Ketentuan Pidana (Pasal 176) (1/2) Wajib Retribusi yang tidak melaksanakan kewajibannya sehingga merugikan keuangan Daerah diancam: 1. pidana kurungan paling lama 3 bulan atau 2. pidana denda paling banyak 3 kali jumlah Retribusi terutang yang tidak atau kurang dibayar.
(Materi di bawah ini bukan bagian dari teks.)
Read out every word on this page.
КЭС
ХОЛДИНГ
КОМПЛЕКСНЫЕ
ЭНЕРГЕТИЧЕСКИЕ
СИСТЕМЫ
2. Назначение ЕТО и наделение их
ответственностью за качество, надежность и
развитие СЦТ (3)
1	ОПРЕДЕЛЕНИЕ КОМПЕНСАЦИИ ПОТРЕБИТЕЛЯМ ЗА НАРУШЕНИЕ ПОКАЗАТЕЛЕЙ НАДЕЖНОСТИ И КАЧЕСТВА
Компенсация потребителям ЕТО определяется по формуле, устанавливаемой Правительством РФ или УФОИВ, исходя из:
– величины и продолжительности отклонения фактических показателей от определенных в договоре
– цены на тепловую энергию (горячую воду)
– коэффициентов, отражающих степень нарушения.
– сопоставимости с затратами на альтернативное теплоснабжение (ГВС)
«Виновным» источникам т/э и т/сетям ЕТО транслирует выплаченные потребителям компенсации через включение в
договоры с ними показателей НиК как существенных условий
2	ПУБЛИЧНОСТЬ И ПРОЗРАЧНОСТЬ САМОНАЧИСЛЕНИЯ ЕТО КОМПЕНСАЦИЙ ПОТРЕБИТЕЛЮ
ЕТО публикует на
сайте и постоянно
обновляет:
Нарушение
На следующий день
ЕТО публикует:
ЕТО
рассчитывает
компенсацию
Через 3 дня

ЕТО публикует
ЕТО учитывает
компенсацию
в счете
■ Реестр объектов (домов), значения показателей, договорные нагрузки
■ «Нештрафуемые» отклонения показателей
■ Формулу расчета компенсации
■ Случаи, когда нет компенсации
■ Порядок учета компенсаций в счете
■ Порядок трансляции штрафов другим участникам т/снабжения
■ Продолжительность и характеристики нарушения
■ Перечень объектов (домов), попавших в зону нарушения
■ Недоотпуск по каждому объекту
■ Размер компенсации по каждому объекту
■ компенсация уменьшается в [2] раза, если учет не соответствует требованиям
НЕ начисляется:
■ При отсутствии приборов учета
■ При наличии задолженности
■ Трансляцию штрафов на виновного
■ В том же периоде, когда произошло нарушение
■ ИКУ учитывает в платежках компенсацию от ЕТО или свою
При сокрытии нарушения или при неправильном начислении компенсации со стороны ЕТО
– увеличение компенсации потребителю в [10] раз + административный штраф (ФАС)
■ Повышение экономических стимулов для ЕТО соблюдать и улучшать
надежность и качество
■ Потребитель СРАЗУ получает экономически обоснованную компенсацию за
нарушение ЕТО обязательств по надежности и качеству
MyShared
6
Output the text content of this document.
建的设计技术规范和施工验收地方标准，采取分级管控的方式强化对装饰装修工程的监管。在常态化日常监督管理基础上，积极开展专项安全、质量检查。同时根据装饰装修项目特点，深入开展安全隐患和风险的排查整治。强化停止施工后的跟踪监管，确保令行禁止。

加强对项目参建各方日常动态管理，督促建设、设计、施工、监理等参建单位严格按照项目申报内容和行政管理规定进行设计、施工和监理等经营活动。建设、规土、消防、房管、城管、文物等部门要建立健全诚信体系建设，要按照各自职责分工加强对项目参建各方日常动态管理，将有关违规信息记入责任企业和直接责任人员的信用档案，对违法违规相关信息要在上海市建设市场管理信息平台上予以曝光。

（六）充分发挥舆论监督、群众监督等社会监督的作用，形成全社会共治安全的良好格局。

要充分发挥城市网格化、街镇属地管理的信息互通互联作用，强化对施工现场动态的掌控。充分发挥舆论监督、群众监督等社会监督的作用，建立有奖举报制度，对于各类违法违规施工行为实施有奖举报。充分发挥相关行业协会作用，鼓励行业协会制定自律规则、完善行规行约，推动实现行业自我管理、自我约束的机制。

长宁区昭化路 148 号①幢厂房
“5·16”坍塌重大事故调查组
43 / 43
Ketentuan Pidana (Pasal 177) (2/2) 1. Pejabat atau tenaga ahli yang ditunjuk oleh Kepala Daerah yang karena kealpaannya tidak memenuhi kewajiban merahasiakan ( Pasal 172 ayat (1) dan ayat (2)) dipidana dengan: a. pidana kurungan paling lama 1 tahun dan b. pidana denda paling banyak Rp 4.000.000 2. Pejabat atau tenaga ahli yang ditunjuk oleh Kepala Daerah yang dengan sengaja tidak memenuhi kewajibannya atau seseorang yang menyebabkan tidak dipenuhinya kewajiban pejabat (Pasal 172 ayat (1) dan ayat (2)) dipidana dengan: a. pidana kurungan paling lama 2 tahun dan b. pidana denda paling banyak Rp 10.000.000 3. Penuntutan terhadap tindak pidana di atas hanya dilakukan atas pengaduan orang yang kerahasiaannya dilanggar. 4. Tuntutan pidana di atas sesuai dengan sifatnya adalah menyangkut kepentingan pribadi seseorang atau Badan selaku Wajib Retribusi, karena itu dijadikan tindak pidana pengaduan.